Oil prices recovered slightly on Wednesday as data pointed to firm US fuel demand, providing a respite from a 5% drop a day earlier on fears that demand would be hit. due to the increase in restrictions due to COVID-19 in China and the increases in official interest rates.

US West Texas Intermediate (WTI) crude futures were up 82 cents by 0659 GMT, or 0.9%, at $92.46 a barrel, after falling $5.37 in the previous session on the back of because of recession fears.

Futures for October Brent crude, due Wednesday, were up 89 cents, or 0.9%, at $100.20 a barrel, paring Tuesday’s loss of $5.78. The November contract was up 88 cents, or 0.9%, at $98.72 a barrel.

Price swings since the Ukrainian conflict began six months ago have put hedge funds and speculators in check and reduced trading, which in turn has caused the market to wobble further, as saw Tuesday.

On Wednesday, data from the American Petroleum Institute (API) showed that gasoline inventories fell by some 3.4 million barrels, while distillate stocks, which include diesel and fuel oil planes, fell by about 1.7 million barrels in the week ending August 26 [API/S].

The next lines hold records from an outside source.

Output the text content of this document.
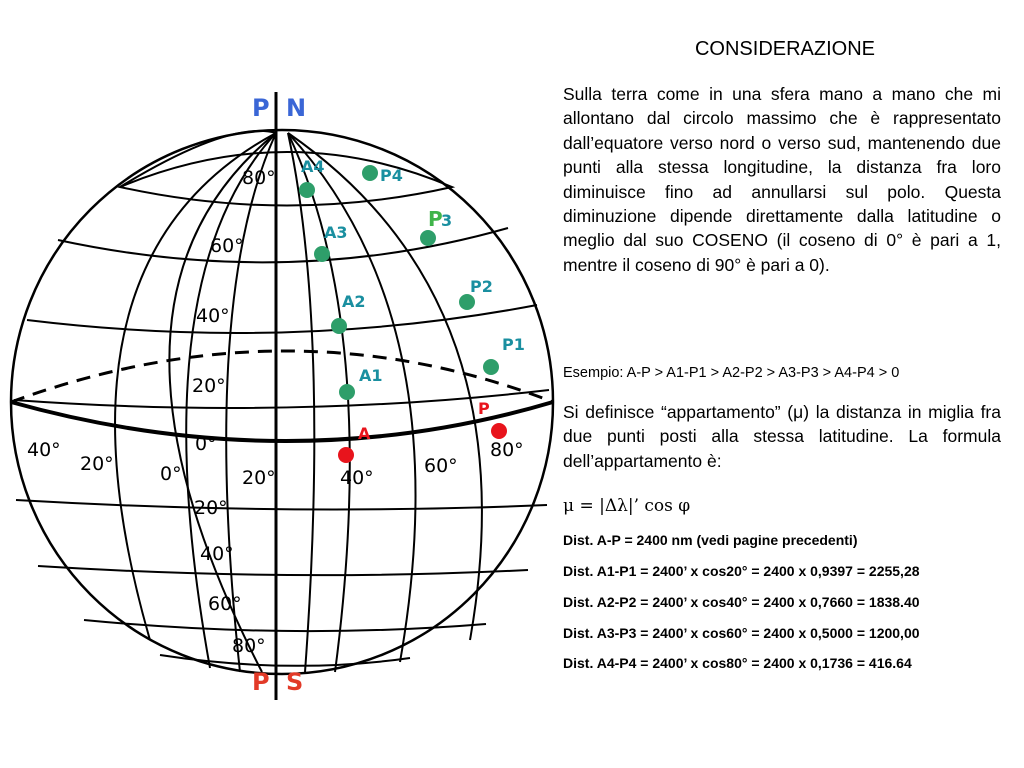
P N
P S
80°
60°
40°
20°
0°
20°
40°
60°
80°
40°
20° 0°	20°	40°
60°
80°
A4	P4
A3
P
3
A2
P2
A1
P1
A
P
CONSIDERAZIONE
Sulla terra come in una sfera mano a mano che mi allontano dal circolo massimo che è rappresentato dall’equatore verso nord o verso sud, mantenendo due punti alla stessa longitudine, la distanza fra loro diminuisce fino ad annullarsi sul polo. Questa diminuzione dipende direttamente dalla latitudine o meglio dal suo COSENO (il coseno di 0° è pari a 1, mentre il coseno di 90° è pari a 0).
Esempio: A-P > A1-P1 > A2-P2 > A3-P3 > A4-P4 > 0
Si definisce “appartamento” (μ) la distanza in miglia fra due punti posti alla stessa latitudine. La formula dell’appartamento è:
μ = |Δλ|’ cos φ
Dist. A-P = 2400 nm (vedi pagine precedenti)
Dist. A1-P1 = 2400’ x cos20° = 2400 x 0,9397 = 2255,28
Dist. A2-P2 = 2400’ x cos40° = 2400 x 0,7660 = 1838.40
Dist. A3-P3 = 2400’ x cos60° = 2400 x 0,5000 = 1200,00
Dist. A4-P4 = 2400’ x cos80° = 2400 x 0,1736 = 416.64
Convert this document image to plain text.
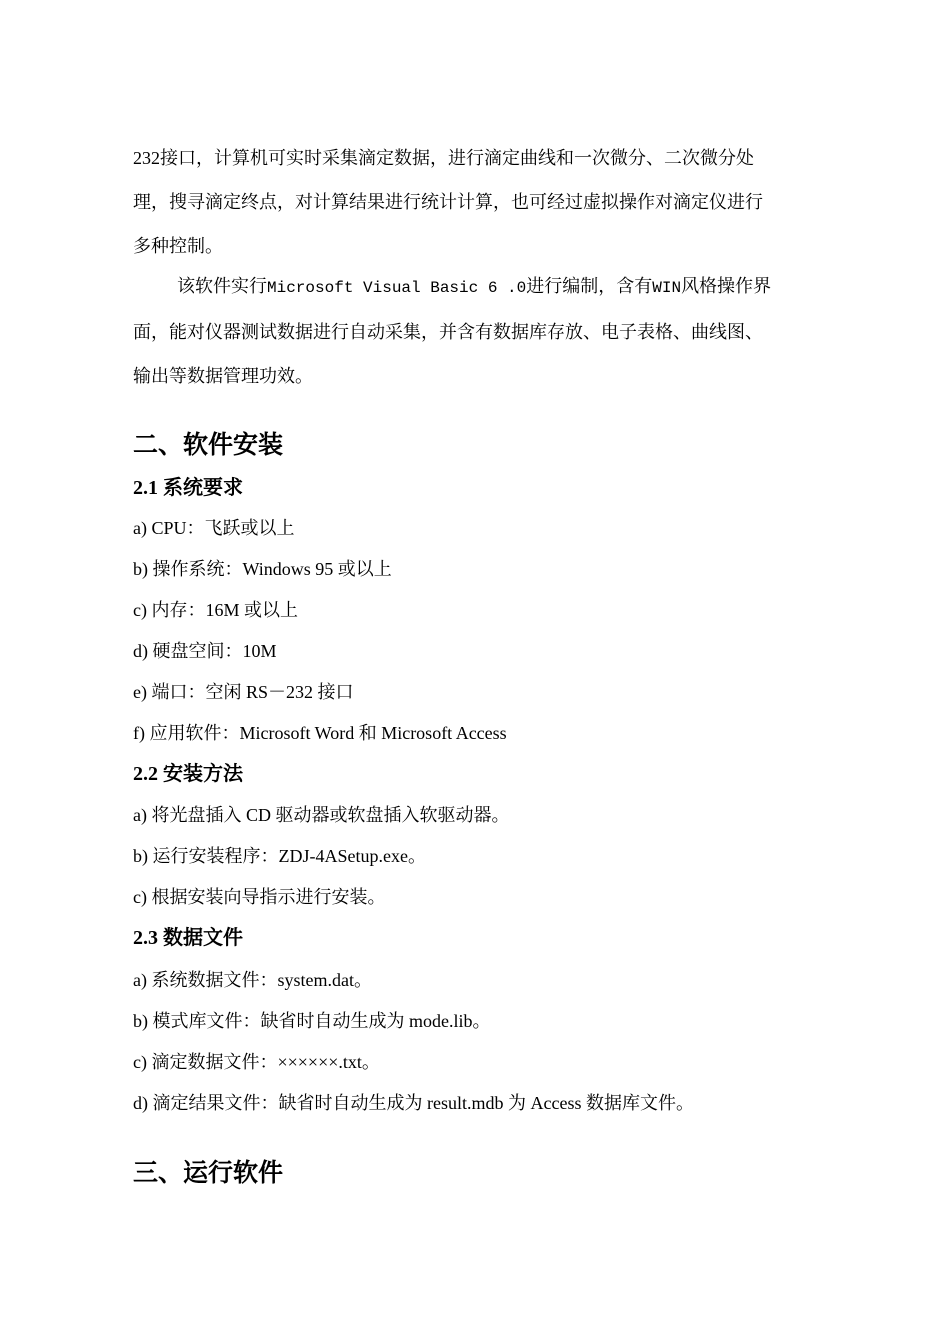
232接口，计算机可实时采集滴定数据，进行滴定曲线和一次微分、二次微分处

理，搜寻滴定终点，对计算结果进行统计计算，也可经过虚拟操作对滴定仪进行

多种控制。

该软件实行Microsoft Visual Basic 6 .0进行编制，含有WIN风格操作界

面，能对仪器测试数据进行自动采集，并含有数据库存放、电子表格、曲线图、

输出等数据管理功效。

二、软件安装
2.1 系统要求

a) CPU：飞跃或以上

b) 操作系统：Windows 95 或以上

c) 内存：16M 或以上

d) 硬盘空间：10M

e) 端口：空闲 RS－232 接口

f) 应用软件：Microsoft Word 和 Microsoft Access

2.2 安装方法

a) 将光盘插入 CD 驱动器或软盘插入软驱动器。

b) 运行安装程序：ZDJ-4ASetup.exe。

c) 根据安装向导指示进行安装。

2.3 数据文件

a) 系统数据文件：system.dat。

b) 模式库文件：缺省时自动生成为 mode.lib。

c) 滴定数据文件：××××××.txt。

d) 滴定结果文件：缺省时自动生成为 result.mdb 为 Access 数据库文件。

三、运行软件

The drawdown in gasoline stocks was nearly triple the 1.2 million-barrel drop expected on average by eight analysts polled by GLM. As for distillate inventories, a drop of around 1 million barrels was expected.

However, API data showed crude stocks rose by about 593,000 barrels, versus analyst estimates for a drop of about 1.5 million barrels.

“Prices are also under pressure due to the aggressive stance of major central banks, concerns about slowing global growth and weakening demand from China,” said Sugandha Sachdeva, vice president of commodity research at Religare Broking.

Some of China’s biggest cities, including Shenzhen and Dalian, are imposing lockdowns and business closures to curb COVID-19 outbreaks, at a time when the world’s second-largest economy is already experiencing weak growth.

On the supply side, Iraq’s oil exports were unaffected by Baghdad’s worst outbreak of violence in years, three sources told GLM on Tuesday. The clashes subsided on Tuesday, after powerful cleric Moqtada al-Sadr ordered his supporters to end their protests against him.

The main factor supporting prices at the moment is statements by members of the Organization of the Petroleum Exporting Countries (OPEC) and their allies, collectively called OPEC+, that they may cut output to stabilize the market. The next OPEC+ meeting is scheduled for September 5.

“As for OPEC’s cuts, I don’t think anyone believes immediate cuts are going to have any major effects,” said Sukrit Vijayakar, director of energy consultancy Trifecta.

Second, since the threat of a recession seems real, investors would be willing to let Brent hover between $90 and $110 for now, he added.